Le case automobilistiche: vendono servizi connessi, abbonamenti e dataset aggregati. Il “software-defined vehicle” sposta il margine dal ferro al dato. Le assicurazioni: prezzano il rischio in modo dinamico. Il valore è nel modello, non nel singolo file. I data broker e fornitori di mappe/SDK: arricchiscono profili, incrociano fonti, rivendono insight. Le app companion e l’ecosistema: token di accesso, analytics, pubblicità contestuale. Le reti post-vendita: manutenzione predittiva, campagne mirate.
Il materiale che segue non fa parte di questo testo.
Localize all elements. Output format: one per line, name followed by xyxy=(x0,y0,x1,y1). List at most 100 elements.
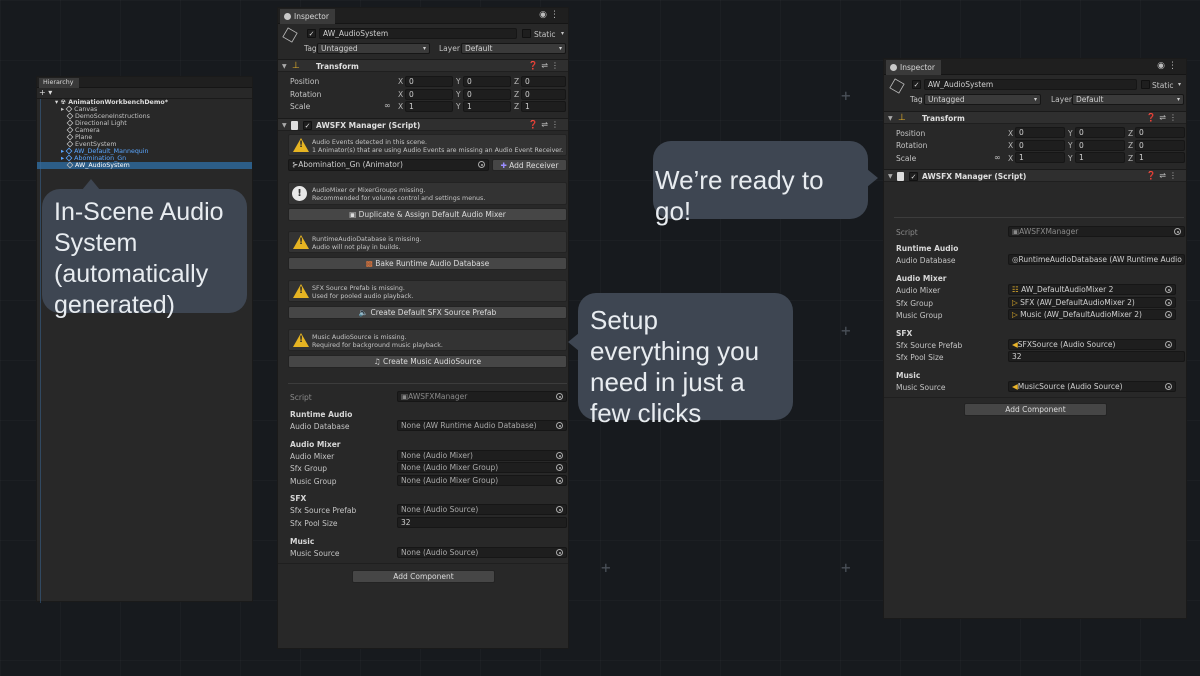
music-group-field[interactable]: ▷ Music (AW_DefaultAudioMixer 2) xyxy=(1008,309,1176,320)
scale-x[interactable]: 1 xyxy=(405,101,453,112)
scale-y[interactable]: 1 xyxy=(463,101,511,112)
tag-dropdown[interactable]: Untagged ▾ xyxy=(924,94,1041,105)
foldout-icon[interactable]: ▼ xyxy=(888,115,893,122)
audio-database-label: Audio Database xyxy=(290,422,350,431)
animator-field[interactable]: ⊱Abomination_Gn (Animator) xyxy=(288,159,489,171)
create-music-source-button[interactable]: ♫ Create Music AudioSource xyxy=(288,355,567,368)
foldout-icon[interactable]: ▼ xyxy=(282,63,287,70)
position-z[interactable]: 0 xyxy=(1135,127,1185,138)
add-receiver-button[interactable]: ✚ Add Receiver xyxy=(492,159,567,171)
manager-header[interactable]: ▼ ✓ AWSFX Manager (Script) ❓⇌⋮ xyxy=(278,118,568,131)
transform-header[interactable]: ▼ ⊥ Transform ❓⇌⋮ xyxy=(278,59,568,72)
component-enabled-checkbox[interactable]: ✓ xyxy=(909,172,918,181)
hierarchy-item-mannequin[interactable]: ▸ AW_Default_Mannequin xyxy=(61,147,149,155)
add-component-button[interactable]: Add Component xyxy=(964,403,1107,416)
inspector-tab[interactable]: Inspector xyxy=(886,60,941,75)
scale-x[interactable]: 1 xyxy=(1015,152,1065,163)
object-picker-icon[interactable] xyxy=(556,506,563,513)
sfx-prefab-field[interactable]: ◀SFXSource (Audio Source) xyxy=(1008,339,1176,350)
position-y[interactable]: 0 xyxy=(463,76,511,87)
rotation-z[interactable]: 0 xyxy=(1135,140,1185,151)
hierarchy-item-camera[interactable]: Camera xyxy=(66,126,100,134)
object-picker-icon[interactable] xyxy=(556,549,563,556)
manager-header[interactable]: ▼ ✓ AWSFX Manager (Script) ❓⇌⋮ xyxy=(884,169,1186,182)
divider xyxy=(278,563,568,564)
object-name-field[interactable]: AW_AudioSystem xyxy=(319,28,517,39)
music-source-field[interactable]: None (Audio Source) xyxy=(397,547,567,558)
create-sfx-prefab-button[interactable]: 🔈 Create Default SFX Source Prefab xyxy=(288,306,567,319)
rotation-x[interactable]: 0 xyxy=(1015,140,1065,151)
sfx-pool-field[interactable]: 32 xyxy=(1008,351,1185,362)
object-picker-icon[interactable] xyxy=(1165,299,1172,306)
active-checkbox[interactable]: ✓ xyxy=(307,29,316,38)
music-group-field[interactable]: None (Audio Mixer Group) xyxy=(397,475,567,486)
static-dropdown-icon[interactable]: ▾ xyxy=(561,30,564,37)
static-dropdown-icon[interactable]: ▾ xyxy=(1178,81,1181,88)
object-picker-icon[interactable] xyxy=(556,464,563,471)
object-picker-icon[interactable] xyxy=(556,452,563,459)
scene-root[interactable]: ▾ ☢ AnimationWorkbenchDemo* xyxy=(55,99,168,106)
scale-z[interactable]: 1 xyxy=(521,101,566,112)
sfx-group-field[interactable]: ▷ SFX (AW_DefaultAudioMixer 2) xyxy=(1008,297,1176,308)
hierarchy-tab[interactable]: Hierarchy xyxy=(39,78,80,88)
inspector-tab[interactable]: Inspector xyxy=(280,9,335,24)
foldout-icon[interactable]: ▼ xyxy=(888,173,893,180)
hierarchy-item-canvas[interactable]: ▸ Canvas xyxy=(61,105,97,113)
link-icon[interactable]: ∞ xyxy=(994,153,1001,162)
lock-menu-icon[interactable]: ◉⋮ xyxy=(1157,61,1180,71)
lock-menu-icon[interactable]: ◉⋮ xyxy=(539,10,562,20)
position-z[interactable]: 0 xyxy=(521,76,566,87)
audio-database-field[interactable]: ◎RuntimeAudioDatabase (AW Runtime Audio xyxy=(1008,254,1185,265)
add-object-button[interactable]: + ▾ xyxy=(39,88,52,97)
hierarchy-item-light[interactable]: Directional Light xyxy=(66,119,127,127)
bake-database-button[interactable]: ▩ Bake Runtime Audio Database xyxy=(288,257,567,270)
object-name-field[interactable]: AW_AudioSystem xyxy=(924,79,1137,90)
layer-dropdown[interactable]: Default ▾ xyxy=(461,43,566,54)
layer-dropdown[interactable]: Default ▾ xyxy=(1072,94,1184,105)
object-picker-icon[interactable] xyxy=(1165,341,1172,348)
rotation-y[interactable]: 0 xyxy=(1075,140,1125,151)
component-menu-icon[interactable]: ❓⇌⋮ xyxy=(1146,113,1180,122)
hierarchy-item-plane[interactable]: Plane xyxy=(66,133,92,141)
position-x[interactable]: 0 xyxy=(405,76,453,87)
hierarchy-item-abomination[interactable]: ▸ Abomination_Gn xyxy=(61,154,126,162)
rotation-x[interactable]: 0 xyxy=(405,89,453,100)
audio-mixer-field[interactable]: ☷ AW_DefaultAudioMixer 2 xyxy=(1008,284,1176,295)
component-enabled-checkbox[interactable]: ✓ xyxy=(303,121,312,130)
audio-mixer-field[interactable]: None (Audio Mixer) xyxy=(397,450,567,461)
foldout-icon[interactable]: ▼ xyxy=(282,122,287,129)
object-picker-icon[interactable] xyxy=(1165,383,1172,390)
object-picker-icon[interactable] xyxy=(1165,286,1172,293)
static-checkbox[interactable] xyxy=(1141,80,1150,89)
gameobject-icon xyxy=(66,112,74,120)
hierarchy-item-eventsystem[interactable]: EventSystem xyxy=(66,140,117,148)
transform-header[interactable]: ▼ ⊥ Transform ❓⇌⋮ xyxy=(884,111,1186,124)
component-menu-icon[interactable]: ❓⇌⋮ xyxy=(528,120,562,129)
object-picker-icon[interactable] xyxy=(556,422,563,429)
position-y[interactable]: 0 xyxy=(1075,127,1125,138)
static-checkbox[interactable] xyxy=(522,29,531,38)
music-source-field[interactable]: ◀MusicSource (Audio Source) xyxy=(1008,381,1176,392)
object-picker-icon[interactable] xyxy=(478,161,485,168)
component-menu-icon[interactable]: ❓⇌⋮ xyxy=(1146,171,1180,180)
rotation-z[interactable]: 0 xyxy=(521,89,566,100)
duplicate-mixer-button[interactable]: ▣ Duplicate & Assign Default Audio Mixer xyxy=(288,208,567,221)
scale-y[interactable]: 1 xyxy=(1075,152,1125,163)
link-icon[interactable]: ∞ xyxy=(384,101,391,110)
component-menu-icon[interactable]: ❓⇌⋮ xyxy=(528,61,562,70)
object-picker-icon[interactable] xyxy=(556,477,563,484)
hierarchy-item-audiosystem[interactable]: AW_AudioSystem xyxy=(66,161,130,169)
position-x[interactable]: 0 xyxy=(1015,127,1065,138)
audio-database-field[interactable]: None (AW Runtime Audio Database) xyxy=(397,420,567,431)
active-checkbox[interactable]: ✓ xyxy=(912,80,921,89)
sfx-pool-field[interactable]: 32 xyxy=(397,517,567,528)
help-database-missing: RuntimeAudioDatabase is missing. Audio w… xyxy=(288,231,567,253)
hierarchy-item-instructions[interactable]: DemoSceneInstructions xyxy=(66,112,150,120)
sfx-group-field[interactable]: None (Audio Mixer Group) xyxy=(397,462,567,473)
scale-z[interactable]: 1 xyxy=(1135,152,1185,163)
rotation-y[interactable]: 0 xyxy=(463,89,511,100)
object-picker-icon[interactable] xyxy=(1165,311,1172,318)
add-component-button[interactable]: Add Component xyxy=(352,570,495,583)
tag-dropdown[interactable]: Untagged ▾ xyxy=(317,43,430,54)
sfx-prefab-field[interactable]: None (Audio Source) xyxy=(397,504,567,515)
Ma il “vero” guadagno è altrove: è il potere informativo. Chi controlla i flussi decide condizioni, prezzi, tempi. L’asimmetria è il margine.
Entra nel portale privacy del marchio. Cerca opt-out, limitazioni di condivisione e richiesta di accesso ai dati (diritti GDPR). Scollega il telefono prima di restituire un’auto a noleggio o venderla. Cancella i profili dal menù infotainment. Disattiva ciò che non usi: telemetria “miglioramento prodotto”, pubblicità personalizzata, cronologia posizione. Valuta dongle OBD e app di terzi con cautela. Verifica chi è il titolare del trattamento. In UE, segui il nuovo Data Act (applicazione graduale dal 2025): rafforza l’accesso ai dati dei dispositivi connessi e la portabilità verso terzi fidati.
Mi piace pensare al parabrezza come a una soglia: da una parte la strada, dall’altra il mondo invisibile dei bit. La prossima volta che giri la chiave, chiediti: sei tu a guidare i tuoi dati personali, o è il cruscotto a guidare te?